Press Article: Record year for North East smokers trying to quit – but still our biggest killer - 20 Aug 2010
Record year for North East smokers trying to quit – but still our biggest killer - 20 Aug 2010
NEW figures show last year was a record year for quitting smoking in the North East – but smoking is still our biggest killer and drain on the NHS.
The figures from the NHS Information Centre reveal that 25,485 people quit smoking successfully with the six NHS Stop Smoking Services in the North East during March 2009 to April 2010 – a rise of 14% more people than last year.
And as well as people successfully kicking the addiction once and for all, more people are giving quitting a go. Nearly 13% of all North East smokers made a quit attempt through the NHS last year – by far the highest rate of any other region.
However, the annual Statistics on Smoking in England report 2010 also shows smoking is still our biggest health problem to tackle:
• Nearly one in five deaths (18%) of adults aged 35 and over is attributable to smoking
• Smoking cost the NHS £5.2 billion in medical appointments and treatment in 2005-06
• In England in 2008-09 there were approximately 1.5 million admissions for adults aged 35 and over with a primary diagnosis of a disease that can be caused by smoking. This approximates to around 4,000 admissions per day on average.
The North East has seen the biggest drop in smoking in England, from 29% of adults regularly smoking in 2005 to just 21% smoking in 2008, but it still kills around 15 people a day, and for every death another 20 people suffer from smoking related conditions as a result.
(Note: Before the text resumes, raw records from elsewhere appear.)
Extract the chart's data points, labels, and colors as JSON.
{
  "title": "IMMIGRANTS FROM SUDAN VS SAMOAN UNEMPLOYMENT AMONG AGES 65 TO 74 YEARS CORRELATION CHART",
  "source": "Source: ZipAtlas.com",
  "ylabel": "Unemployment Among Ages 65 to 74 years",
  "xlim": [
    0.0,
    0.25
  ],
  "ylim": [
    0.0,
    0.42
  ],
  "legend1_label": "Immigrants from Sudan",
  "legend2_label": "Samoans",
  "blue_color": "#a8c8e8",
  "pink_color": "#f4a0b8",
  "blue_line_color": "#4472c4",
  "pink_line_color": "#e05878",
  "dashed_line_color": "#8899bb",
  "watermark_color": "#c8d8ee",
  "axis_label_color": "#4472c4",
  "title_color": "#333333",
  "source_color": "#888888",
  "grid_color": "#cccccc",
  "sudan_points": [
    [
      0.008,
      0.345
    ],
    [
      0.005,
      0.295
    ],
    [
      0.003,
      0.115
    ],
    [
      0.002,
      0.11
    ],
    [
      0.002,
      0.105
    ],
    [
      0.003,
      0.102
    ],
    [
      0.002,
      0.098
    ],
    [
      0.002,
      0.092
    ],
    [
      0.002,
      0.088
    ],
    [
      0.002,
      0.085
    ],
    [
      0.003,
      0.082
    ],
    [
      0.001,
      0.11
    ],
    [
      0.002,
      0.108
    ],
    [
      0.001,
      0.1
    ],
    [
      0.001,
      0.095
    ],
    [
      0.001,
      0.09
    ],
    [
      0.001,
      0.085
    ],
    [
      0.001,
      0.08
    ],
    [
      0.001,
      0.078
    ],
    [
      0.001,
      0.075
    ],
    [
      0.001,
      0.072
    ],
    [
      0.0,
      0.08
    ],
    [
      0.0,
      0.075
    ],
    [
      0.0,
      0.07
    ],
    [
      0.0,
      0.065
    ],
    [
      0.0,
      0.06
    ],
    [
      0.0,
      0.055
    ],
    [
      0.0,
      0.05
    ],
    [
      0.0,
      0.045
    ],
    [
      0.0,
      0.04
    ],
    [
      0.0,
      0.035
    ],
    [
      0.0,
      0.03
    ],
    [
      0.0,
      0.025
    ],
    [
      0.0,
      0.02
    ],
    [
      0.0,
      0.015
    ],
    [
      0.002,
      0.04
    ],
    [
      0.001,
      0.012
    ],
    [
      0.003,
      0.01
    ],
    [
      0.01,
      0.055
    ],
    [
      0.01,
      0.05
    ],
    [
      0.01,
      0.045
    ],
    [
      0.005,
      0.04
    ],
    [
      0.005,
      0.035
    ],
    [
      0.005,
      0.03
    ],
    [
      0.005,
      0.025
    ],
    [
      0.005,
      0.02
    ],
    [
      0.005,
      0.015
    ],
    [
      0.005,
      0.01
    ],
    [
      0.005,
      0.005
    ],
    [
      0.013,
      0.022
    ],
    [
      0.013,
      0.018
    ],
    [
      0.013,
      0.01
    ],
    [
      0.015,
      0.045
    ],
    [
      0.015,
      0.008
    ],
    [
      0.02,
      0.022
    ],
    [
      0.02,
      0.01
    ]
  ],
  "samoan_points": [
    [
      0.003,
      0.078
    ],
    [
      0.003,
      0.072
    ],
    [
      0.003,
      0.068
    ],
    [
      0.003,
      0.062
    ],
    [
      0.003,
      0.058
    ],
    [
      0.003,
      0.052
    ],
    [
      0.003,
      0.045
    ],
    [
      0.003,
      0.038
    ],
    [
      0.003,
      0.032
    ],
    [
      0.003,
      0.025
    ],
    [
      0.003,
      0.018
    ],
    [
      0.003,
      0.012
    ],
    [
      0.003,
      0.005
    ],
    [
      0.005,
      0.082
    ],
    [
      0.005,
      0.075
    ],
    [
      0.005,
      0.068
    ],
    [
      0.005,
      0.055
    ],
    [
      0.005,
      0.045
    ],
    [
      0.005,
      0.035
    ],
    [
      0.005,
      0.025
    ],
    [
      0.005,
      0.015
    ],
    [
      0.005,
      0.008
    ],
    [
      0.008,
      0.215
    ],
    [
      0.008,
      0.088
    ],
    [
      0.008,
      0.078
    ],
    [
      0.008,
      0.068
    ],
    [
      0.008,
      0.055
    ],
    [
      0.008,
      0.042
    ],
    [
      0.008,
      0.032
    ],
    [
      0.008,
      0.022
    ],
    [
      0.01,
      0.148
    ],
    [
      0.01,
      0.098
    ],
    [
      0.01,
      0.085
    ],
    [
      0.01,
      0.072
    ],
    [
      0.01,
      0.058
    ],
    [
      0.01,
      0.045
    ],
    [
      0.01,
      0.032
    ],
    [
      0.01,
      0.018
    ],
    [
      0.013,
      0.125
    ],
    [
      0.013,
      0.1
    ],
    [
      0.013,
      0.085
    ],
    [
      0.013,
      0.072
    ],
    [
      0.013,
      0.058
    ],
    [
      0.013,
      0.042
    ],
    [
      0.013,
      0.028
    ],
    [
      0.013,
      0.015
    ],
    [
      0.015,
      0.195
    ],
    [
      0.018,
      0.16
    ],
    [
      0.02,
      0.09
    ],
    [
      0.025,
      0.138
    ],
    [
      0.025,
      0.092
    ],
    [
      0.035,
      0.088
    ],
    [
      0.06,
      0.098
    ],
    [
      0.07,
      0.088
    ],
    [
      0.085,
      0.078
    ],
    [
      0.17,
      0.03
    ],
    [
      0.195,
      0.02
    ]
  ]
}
Professor Stephen Singleton, Regional Director for Public Health, said: “Here in the North East smoking was part of daily life for too many years but we have tackled the problem head on and achieved the biggest drop in smoking in the country.
“It’s great to see our NHS Stop Smoking Services seeing more smokers than anywhere else, but these figures are also a stark reminder that the job is not done. Continuing to tackle tobacco is central to us achieving better health for our families, reducing the massive drain on the NHS and giving children the best start in life.
“No matter how disadvantaged you are in life, if you are a smoker you are further disadvantaged.
“The North East’s progress in tackling smoking has been as dramatic as it has been pleasing, but if we can make smoking history for more people, that will be a major part of the transformation of the North East.”
Ailsa Rutter, Director of Fresh, said: “The good news is that the North East has the best NHS Stop Smoking Services in the country. They’re by far the best chance for anyone who has tried but failed, or wants to really give themselves the best chance of quitting.
There’s been a massive change in the way smoking is now seen, and this has spurred on tens of thousands of people to quit, or try to do everything they can to stop their children from starting smoking in the first place.
“Only last week around 1,500 people queued up at the Tall Ships Race to sign a petition to make smoking history for the North East. Some of the most outspoken were smokers themselves, who wanted to stop their children or grandchildren falling into the same trap.”
Carole Dudley, manager of NHS County Durham and Darlington Stop Smoking Service, said: “Quitting smoking isn’t always easy but its something most smokers really want to do. Nine out of ten people who use NHS help to quit say they would recommend it.
“We offer friendly and non-judgemental help to smokers and tailor support to every person to give them the best possible chance of quitting, because everyone is different. We’re certainly not there to preach!
“One of the main causes of people lapsing when they quit is not having the right support in the first place. Their best possible chance of success is through using an NHS Stop Smoking Service.”
People can access help by phoning the County Durham and Darlington NHS Stop Smoking Service on 01388 742547, by phoning the NHS Helpline on 0800 022 4 332 or click on http://smokefree.nhs.uk/
The cost of smoking to the UK was recently estimated to be up to £16.2 billion a year in the Cough Up report by the Policy Exchange think tank. It states that every cigarette smoked is costing the UK money, including:
• Between £2.7bn and £5.2bn for treating smokers on the NHS
• £9.5bn for the loss of economic output to the economy from smoking breaks, absenteeism and the loss to the economy from the deaths of smokers.
• £342m for the cost of cleaning up cigarette butts
• £507m for the cost of smoking related house fires
• £713m for the cost of treating passive smokers.